2020/06/27(土)
フランスの女性心理学者であるE・バダンテールが提唱する近未来の「母親的父親」というコンセプトがあります。それによると、
「夫がよい父親になるかどうかは母親の責任である」
「父親の存在は神話的でしかない」
「父親は母親の代理をつとめることはできない」
「赤ん坊は母親の方を好む」
などといったフロイトやその後継者たちの母子関係論は間違いであるといいます。
父親の日常的役割には触れない育児論が多いものですが、
「子どものことは母親の問題であるのと同じくらい父親の問題である」
と彼女は述べています。フランスのあるアンケート調査から、男性の意識革命は進行中であり、若い父親たちの間に、「伝統的に母性的とされてきた態度や欲望が表れてきている」ことが明らかにされていることがわかりました。子どもとの具体的な関わりの中で既成の男性像の下で抑圧されてきた「母親的父親」が芽生えてきたというのです。

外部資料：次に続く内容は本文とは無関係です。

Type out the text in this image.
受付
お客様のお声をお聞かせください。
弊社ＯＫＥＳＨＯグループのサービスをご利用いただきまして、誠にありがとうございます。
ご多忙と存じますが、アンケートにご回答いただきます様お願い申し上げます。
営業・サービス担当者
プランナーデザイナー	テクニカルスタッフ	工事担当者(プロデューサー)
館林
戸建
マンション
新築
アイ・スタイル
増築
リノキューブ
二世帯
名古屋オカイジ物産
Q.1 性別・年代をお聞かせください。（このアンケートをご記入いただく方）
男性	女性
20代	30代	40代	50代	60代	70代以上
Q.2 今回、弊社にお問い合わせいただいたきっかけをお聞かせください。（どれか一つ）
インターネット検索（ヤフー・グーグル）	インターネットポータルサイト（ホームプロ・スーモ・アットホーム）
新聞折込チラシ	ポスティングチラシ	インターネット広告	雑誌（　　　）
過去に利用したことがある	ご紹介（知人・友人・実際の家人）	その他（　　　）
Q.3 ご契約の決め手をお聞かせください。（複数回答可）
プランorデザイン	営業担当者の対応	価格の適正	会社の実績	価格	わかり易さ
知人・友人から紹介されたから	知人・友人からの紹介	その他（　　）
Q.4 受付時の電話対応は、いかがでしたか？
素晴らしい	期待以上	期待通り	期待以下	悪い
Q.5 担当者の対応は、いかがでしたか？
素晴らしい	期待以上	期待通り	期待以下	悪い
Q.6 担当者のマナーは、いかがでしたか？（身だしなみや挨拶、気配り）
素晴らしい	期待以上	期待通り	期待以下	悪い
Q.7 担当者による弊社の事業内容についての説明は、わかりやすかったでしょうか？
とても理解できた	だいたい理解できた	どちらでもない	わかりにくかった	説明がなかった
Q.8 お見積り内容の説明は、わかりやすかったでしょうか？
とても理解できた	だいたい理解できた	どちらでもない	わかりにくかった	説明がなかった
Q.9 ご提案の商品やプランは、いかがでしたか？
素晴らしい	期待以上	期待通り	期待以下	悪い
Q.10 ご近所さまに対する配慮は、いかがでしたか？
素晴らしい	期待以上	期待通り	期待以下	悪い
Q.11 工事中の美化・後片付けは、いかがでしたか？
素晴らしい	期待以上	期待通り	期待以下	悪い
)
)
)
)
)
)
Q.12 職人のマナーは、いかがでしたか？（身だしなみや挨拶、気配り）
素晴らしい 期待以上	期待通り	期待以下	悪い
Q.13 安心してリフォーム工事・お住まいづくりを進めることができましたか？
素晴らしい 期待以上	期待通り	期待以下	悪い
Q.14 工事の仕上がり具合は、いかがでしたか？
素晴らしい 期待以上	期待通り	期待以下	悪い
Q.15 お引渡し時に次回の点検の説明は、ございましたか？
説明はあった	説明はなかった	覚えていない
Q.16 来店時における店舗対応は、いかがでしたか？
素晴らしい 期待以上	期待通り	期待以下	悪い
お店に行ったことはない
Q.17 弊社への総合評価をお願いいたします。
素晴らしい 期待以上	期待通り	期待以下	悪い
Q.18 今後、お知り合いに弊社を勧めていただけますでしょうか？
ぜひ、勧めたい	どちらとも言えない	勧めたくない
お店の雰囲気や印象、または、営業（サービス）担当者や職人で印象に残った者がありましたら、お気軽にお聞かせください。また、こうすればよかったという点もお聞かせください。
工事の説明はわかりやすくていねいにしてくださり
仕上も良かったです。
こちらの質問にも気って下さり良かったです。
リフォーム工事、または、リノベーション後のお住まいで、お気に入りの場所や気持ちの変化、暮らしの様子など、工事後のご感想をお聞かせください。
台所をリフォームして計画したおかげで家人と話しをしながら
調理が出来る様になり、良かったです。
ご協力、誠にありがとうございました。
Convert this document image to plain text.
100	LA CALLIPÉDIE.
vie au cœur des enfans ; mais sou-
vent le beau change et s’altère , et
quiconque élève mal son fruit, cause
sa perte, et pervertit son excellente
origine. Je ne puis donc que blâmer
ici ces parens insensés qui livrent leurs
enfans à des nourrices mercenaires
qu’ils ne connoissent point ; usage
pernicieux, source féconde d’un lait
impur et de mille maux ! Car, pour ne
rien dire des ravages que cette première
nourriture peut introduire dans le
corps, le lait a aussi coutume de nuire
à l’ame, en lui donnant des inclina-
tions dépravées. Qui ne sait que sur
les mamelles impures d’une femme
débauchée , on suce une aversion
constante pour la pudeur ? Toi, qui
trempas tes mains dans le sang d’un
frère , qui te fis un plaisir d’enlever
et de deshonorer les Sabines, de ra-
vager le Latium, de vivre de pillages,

そして妻に対しても、妻=母を求めるのではなく、対等なパートナーとしてみなす意識も育ち始めているそうです。しかし日本では、このような母親的父親の存在は稀であり、まだまだ父はいながらにして不在の家庭が多いのが実情です。
恋愛や結婚に未来を見出せなくなった日本の女性たちが母性愛を取り戻す時というのは、頼りがいのある優しい母性的な「父」となった男性が、日本で普通に暮らせるようになる時かもしれません。